The US Federal Reserve and Securities and Exchange Commission have started investigating the role Goldman Sachs played in purchasing Silicon Valley Bank's securities portfolio in the run-up to its collapse, the Wall Street Journal has reported.
Goldman Sachs was both buyer of SVB's securities portfolio and adviser on its capital raise, with the investigation examining whether its investment banking arm and trading division improperly communicated.
In the weeks before it collapsed, SVB hired the bank to help it raise capital, while its trading division bought SVB's $21bn portfolio of available-for-sale debt securities at a discount to market value.
Meanwhile, the Justice Department has allegedly subpoenaed Goldman Sachs as part of its investigation into the SVB collapse.

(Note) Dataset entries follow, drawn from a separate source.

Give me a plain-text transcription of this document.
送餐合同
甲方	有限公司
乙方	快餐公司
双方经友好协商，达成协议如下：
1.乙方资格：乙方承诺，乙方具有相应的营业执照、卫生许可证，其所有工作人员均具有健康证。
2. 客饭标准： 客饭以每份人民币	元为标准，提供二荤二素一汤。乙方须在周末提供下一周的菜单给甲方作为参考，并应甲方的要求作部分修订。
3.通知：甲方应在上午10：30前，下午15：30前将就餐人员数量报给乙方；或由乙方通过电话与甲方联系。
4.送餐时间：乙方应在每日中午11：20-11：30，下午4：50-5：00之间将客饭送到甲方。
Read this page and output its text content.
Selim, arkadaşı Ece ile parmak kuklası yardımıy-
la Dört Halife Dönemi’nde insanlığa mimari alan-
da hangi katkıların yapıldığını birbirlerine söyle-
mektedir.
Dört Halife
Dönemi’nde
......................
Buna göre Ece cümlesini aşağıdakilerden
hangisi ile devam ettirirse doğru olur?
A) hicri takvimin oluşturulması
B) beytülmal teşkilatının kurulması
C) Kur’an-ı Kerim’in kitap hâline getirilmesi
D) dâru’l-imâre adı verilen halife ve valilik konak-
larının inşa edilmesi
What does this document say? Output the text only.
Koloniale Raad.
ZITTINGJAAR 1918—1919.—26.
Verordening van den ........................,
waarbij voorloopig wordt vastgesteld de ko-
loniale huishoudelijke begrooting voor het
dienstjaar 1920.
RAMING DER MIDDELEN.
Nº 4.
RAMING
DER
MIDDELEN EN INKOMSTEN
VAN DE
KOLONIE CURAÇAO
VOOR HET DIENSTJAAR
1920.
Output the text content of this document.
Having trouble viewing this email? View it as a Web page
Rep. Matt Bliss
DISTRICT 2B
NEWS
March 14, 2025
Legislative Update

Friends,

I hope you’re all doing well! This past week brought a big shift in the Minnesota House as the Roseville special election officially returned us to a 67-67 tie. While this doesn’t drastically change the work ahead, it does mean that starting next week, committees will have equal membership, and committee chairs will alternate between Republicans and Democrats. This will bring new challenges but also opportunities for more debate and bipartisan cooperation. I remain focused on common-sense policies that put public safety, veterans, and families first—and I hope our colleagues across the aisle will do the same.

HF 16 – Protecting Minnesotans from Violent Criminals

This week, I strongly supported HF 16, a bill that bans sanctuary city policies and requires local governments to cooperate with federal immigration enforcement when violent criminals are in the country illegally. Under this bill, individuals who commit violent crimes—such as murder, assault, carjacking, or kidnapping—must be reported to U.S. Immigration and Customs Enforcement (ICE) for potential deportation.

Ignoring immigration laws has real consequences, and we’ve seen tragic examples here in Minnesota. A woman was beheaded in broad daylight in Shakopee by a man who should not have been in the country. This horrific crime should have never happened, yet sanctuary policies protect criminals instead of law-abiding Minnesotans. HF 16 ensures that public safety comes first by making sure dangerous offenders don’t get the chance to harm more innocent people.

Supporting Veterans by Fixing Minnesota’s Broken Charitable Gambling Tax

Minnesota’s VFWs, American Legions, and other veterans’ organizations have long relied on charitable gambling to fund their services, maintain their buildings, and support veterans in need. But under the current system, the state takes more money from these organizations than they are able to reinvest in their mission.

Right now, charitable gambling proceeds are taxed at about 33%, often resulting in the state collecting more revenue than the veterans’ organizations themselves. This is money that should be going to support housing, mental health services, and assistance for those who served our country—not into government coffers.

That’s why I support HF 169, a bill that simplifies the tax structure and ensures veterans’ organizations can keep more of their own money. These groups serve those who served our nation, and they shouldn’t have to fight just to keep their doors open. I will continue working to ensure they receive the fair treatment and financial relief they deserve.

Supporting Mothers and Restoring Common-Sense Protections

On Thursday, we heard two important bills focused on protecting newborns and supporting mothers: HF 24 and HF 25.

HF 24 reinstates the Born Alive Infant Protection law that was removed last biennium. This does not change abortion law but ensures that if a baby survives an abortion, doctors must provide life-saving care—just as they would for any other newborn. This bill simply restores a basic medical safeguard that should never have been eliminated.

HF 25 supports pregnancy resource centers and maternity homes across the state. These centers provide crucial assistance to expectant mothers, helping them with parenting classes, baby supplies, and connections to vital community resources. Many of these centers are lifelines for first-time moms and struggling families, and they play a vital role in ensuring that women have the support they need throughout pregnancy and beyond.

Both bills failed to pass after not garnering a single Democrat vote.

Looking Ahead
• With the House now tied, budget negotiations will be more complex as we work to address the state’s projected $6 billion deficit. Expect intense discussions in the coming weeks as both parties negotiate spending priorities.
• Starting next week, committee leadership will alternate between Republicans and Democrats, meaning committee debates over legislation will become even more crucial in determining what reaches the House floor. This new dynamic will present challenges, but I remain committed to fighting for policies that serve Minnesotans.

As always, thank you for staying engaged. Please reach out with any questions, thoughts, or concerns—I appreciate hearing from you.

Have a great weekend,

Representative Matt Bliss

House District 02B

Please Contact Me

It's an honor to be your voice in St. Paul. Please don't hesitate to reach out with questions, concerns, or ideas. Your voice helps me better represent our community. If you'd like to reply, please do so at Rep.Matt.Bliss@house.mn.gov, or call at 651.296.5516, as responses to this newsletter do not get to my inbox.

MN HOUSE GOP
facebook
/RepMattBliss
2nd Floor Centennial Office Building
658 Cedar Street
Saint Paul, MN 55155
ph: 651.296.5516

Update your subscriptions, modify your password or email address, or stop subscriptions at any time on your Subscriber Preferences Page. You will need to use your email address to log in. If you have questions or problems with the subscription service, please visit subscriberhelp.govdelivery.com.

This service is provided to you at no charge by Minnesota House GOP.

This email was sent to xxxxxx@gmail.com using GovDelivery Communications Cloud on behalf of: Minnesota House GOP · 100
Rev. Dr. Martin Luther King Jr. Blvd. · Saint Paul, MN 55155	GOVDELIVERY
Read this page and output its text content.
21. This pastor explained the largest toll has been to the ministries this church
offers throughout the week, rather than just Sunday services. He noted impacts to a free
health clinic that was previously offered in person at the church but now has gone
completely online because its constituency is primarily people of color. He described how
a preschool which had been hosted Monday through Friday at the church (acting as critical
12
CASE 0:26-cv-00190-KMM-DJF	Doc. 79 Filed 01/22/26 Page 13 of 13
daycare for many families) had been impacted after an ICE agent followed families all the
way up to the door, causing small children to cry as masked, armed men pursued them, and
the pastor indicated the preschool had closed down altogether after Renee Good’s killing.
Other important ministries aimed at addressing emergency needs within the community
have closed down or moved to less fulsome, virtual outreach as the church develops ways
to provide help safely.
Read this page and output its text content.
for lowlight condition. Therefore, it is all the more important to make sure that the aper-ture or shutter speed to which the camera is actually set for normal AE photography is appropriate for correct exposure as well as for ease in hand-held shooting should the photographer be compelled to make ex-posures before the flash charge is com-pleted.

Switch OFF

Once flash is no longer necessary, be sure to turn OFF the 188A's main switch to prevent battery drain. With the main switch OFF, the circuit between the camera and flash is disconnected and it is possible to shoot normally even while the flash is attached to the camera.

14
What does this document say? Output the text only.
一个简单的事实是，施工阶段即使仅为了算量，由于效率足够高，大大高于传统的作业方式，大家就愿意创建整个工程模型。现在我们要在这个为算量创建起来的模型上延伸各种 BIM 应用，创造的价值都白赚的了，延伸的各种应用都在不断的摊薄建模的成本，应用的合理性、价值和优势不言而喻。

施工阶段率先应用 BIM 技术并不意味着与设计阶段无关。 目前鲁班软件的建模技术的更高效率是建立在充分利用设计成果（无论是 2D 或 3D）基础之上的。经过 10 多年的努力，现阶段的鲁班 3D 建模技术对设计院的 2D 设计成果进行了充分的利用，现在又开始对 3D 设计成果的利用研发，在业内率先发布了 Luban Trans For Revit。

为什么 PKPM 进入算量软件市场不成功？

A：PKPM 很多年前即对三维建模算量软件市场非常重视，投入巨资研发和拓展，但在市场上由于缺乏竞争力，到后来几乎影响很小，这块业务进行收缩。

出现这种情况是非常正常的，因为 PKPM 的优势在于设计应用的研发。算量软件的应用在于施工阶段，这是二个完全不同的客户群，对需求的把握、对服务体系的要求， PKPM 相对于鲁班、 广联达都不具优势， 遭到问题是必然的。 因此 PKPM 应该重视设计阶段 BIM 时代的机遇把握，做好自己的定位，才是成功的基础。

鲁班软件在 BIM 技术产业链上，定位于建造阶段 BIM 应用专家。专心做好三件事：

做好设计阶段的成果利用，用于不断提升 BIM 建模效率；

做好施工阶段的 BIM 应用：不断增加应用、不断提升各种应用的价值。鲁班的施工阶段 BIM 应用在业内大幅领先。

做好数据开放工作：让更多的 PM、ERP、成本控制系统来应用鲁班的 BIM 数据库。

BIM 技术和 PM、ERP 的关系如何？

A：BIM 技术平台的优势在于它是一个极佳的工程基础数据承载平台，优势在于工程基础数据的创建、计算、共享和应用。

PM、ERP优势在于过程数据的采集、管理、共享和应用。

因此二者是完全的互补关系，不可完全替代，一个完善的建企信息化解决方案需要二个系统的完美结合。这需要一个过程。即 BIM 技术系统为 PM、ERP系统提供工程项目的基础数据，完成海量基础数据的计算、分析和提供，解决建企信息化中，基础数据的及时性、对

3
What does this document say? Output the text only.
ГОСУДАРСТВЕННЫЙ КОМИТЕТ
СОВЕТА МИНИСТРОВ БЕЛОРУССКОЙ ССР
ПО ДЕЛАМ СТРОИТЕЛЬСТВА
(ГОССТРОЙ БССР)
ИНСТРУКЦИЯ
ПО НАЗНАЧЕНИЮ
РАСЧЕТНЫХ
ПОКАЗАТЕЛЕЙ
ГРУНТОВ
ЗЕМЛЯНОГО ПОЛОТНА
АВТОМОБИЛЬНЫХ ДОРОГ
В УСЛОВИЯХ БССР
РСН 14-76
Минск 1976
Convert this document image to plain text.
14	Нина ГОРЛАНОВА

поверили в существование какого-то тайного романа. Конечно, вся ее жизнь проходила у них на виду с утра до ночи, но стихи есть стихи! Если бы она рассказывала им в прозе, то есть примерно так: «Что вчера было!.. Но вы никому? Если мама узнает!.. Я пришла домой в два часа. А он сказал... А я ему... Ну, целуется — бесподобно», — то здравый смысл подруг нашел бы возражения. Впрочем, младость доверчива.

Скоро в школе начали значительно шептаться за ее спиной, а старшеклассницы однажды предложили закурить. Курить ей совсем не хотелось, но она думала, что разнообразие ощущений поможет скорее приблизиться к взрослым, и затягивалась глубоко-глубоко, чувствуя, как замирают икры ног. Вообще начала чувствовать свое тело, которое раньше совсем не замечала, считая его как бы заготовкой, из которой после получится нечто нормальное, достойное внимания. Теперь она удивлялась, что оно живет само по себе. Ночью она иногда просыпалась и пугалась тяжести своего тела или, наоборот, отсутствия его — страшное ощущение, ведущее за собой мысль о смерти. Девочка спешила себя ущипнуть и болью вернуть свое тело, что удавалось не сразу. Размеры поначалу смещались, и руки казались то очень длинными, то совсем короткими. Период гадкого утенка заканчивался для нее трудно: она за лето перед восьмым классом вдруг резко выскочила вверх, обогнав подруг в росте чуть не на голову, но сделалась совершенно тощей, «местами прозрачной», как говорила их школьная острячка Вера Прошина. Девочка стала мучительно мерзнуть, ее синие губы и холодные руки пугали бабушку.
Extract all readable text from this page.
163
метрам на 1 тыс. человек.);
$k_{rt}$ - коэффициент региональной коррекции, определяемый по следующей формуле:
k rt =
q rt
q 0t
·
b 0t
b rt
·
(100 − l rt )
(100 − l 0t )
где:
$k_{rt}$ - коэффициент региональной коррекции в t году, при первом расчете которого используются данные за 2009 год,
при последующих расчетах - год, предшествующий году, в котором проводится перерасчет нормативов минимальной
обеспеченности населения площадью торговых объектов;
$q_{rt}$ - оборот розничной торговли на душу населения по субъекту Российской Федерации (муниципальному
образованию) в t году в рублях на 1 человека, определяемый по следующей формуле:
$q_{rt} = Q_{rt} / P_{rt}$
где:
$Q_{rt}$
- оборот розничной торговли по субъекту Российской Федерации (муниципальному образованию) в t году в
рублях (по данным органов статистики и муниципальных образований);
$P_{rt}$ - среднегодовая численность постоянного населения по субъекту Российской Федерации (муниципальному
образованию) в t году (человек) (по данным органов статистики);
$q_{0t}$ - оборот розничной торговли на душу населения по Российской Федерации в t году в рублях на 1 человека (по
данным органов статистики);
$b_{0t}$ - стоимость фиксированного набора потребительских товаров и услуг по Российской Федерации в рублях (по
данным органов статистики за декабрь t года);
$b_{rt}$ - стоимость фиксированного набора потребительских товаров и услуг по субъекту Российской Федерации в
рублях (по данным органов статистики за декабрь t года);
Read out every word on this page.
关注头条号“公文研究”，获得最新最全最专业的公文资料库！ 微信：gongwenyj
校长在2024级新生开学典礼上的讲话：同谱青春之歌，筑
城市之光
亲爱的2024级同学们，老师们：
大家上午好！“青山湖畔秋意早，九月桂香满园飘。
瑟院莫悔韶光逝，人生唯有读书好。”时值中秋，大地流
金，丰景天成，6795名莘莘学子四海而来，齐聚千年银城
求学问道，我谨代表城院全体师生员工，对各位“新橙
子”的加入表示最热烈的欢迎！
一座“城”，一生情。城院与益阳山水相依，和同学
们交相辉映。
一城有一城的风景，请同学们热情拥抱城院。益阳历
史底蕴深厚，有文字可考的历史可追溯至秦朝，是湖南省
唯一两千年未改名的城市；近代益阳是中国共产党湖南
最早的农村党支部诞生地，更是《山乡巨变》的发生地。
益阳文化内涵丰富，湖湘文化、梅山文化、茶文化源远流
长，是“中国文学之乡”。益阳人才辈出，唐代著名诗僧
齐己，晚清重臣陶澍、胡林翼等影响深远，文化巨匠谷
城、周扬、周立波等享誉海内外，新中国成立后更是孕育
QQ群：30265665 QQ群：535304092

Goldman Sachs said in a securities filing last month that "various governmental bodies" were investigating its involvement with SVB.
The bank added it was "cooperating with and providing information to various governmental bodies in connection with their investigations and inquiries into SVB, including the firm's business with SVB in or around March 2023".
Greg Becker, former CEO of SVB, told the Senate Banking Committee last month that SVB was told by Goldman Sachs it needed to sell part or all of its securities portfolio to illustrate a need for capital before they could raise capital.
A Goldman Sachs spokesperson told the WSJ that before the portfolio sale, it "informed SVB in writing that we would not act as their adviser on the sale, and that SVB should not rely on any advice from the bank in this regard, but instead hire a third-party financial adviser".
Goldman Sachs has been contacted for comment.